First balls, as we all know by now, have set the tone in a few of the recent Ashes series. First press conferences can also give you something of a clue, so it was a good 50-plus that packed out the room in the bowels of the Perth Stadium to hear Steve Smith and Stokes give their final impressions before the morning’s clash.
Gideon spoke recently about Michael Clarke’s strangely flat intonation ahead of the 2015 Ashes as a precursor to the series that followed.
When Tim Paine did his first Ashes captain’s call ahead of the 2019 series, he was taken aback by the feverish tone:
“I was pretty relaxed, but the moment I opened the door it was clear this was different to anything I’d done before,” he wrote in his autobiography. “For starters, it was the size of it. There were so many people crammed into a section of an odd-shaped space which is also the media dining room. There was a different mood, a different feel, it was tense, as if the journos were nervous about the big series and you could almost see a split in the media in the way they’d arranged themselves with the Australians on one side and hte English on the other.”
Paine navigated some pointed questioning of his place in the side, given Alex Carey was, according to the questioner, clearly a superior batter.
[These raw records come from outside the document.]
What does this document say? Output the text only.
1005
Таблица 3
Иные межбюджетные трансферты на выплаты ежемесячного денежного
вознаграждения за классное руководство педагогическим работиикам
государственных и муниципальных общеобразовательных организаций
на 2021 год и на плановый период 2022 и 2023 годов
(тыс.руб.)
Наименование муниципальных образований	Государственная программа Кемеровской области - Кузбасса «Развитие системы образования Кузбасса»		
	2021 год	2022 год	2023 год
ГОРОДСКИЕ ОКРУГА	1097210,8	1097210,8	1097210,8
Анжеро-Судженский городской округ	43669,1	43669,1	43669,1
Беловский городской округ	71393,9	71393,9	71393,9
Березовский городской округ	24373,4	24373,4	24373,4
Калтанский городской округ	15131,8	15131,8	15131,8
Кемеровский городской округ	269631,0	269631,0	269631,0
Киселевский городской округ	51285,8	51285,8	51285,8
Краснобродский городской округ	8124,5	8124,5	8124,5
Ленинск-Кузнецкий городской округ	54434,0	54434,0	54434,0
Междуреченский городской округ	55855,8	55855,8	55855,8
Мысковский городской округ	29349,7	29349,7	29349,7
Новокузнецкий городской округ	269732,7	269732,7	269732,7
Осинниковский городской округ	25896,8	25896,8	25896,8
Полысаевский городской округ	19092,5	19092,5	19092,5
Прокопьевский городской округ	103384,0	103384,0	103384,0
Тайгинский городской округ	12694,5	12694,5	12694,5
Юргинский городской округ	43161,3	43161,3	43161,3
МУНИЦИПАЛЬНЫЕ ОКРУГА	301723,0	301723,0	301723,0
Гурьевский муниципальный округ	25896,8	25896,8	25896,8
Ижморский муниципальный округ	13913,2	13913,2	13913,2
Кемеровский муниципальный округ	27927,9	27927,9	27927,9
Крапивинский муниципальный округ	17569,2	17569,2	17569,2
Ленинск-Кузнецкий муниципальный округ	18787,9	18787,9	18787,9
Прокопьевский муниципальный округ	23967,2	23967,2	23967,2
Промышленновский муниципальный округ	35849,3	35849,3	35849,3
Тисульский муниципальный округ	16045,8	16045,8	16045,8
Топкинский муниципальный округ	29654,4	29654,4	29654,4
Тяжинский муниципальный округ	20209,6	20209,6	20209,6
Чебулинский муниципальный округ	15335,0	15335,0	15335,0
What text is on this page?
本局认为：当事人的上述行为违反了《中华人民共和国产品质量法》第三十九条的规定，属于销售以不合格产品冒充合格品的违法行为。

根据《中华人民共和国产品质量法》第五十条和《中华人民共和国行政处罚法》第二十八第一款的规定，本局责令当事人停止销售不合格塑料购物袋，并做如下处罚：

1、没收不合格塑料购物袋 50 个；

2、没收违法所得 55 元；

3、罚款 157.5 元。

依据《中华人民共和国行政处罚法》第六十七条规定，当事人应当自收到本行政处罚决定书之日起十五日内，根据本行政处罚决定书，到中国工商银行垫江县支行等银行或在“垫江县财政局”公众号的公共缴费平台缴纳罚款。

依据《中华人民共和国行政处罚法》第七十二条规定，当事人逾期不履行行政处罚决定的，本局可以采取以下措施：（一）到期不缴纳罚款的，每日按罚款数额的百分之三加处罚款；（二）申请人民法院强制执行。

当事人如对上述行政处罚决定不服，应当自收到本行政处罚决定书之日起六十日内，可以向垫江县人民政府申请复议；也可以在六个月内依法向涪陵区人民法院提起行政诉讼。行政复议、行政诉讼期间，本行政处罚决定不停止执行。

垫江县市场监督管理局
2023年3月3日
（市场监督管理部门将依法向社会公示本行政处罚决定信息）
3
The English press, however, leapt on Paine’s dismissal of the suggestion that the Edgbaston crowd was the most hostile on earth. Ignorant of the fact that it almost certainly is, the Australian said he could name 15 worse ones. On reflection, he realised he’d made a mistake, but at least one outlet was able to frame its story around the defensive responses from the visiting skipper.
All of England – fans, the press, the pundits, vicars, small dogs and possibly even a few dogging practitioners – seemed to be gunning for Australia in 2019. It was their first chance to express their moral outrage over the sandpaper affair, and they were keen to take it.
By contrast, Stokes and Smith’s sessions on Thursday seemed to the casual Australian observer, almost relaxed affairs.
England sides have made a habit of arriving with a defensive mentality. They dig a bunker on landing and become further entrenched with every passing day.
You can’t blame them. Flying into an Ashes series from the other half of the world must feel like flying into the eye of a hurricane.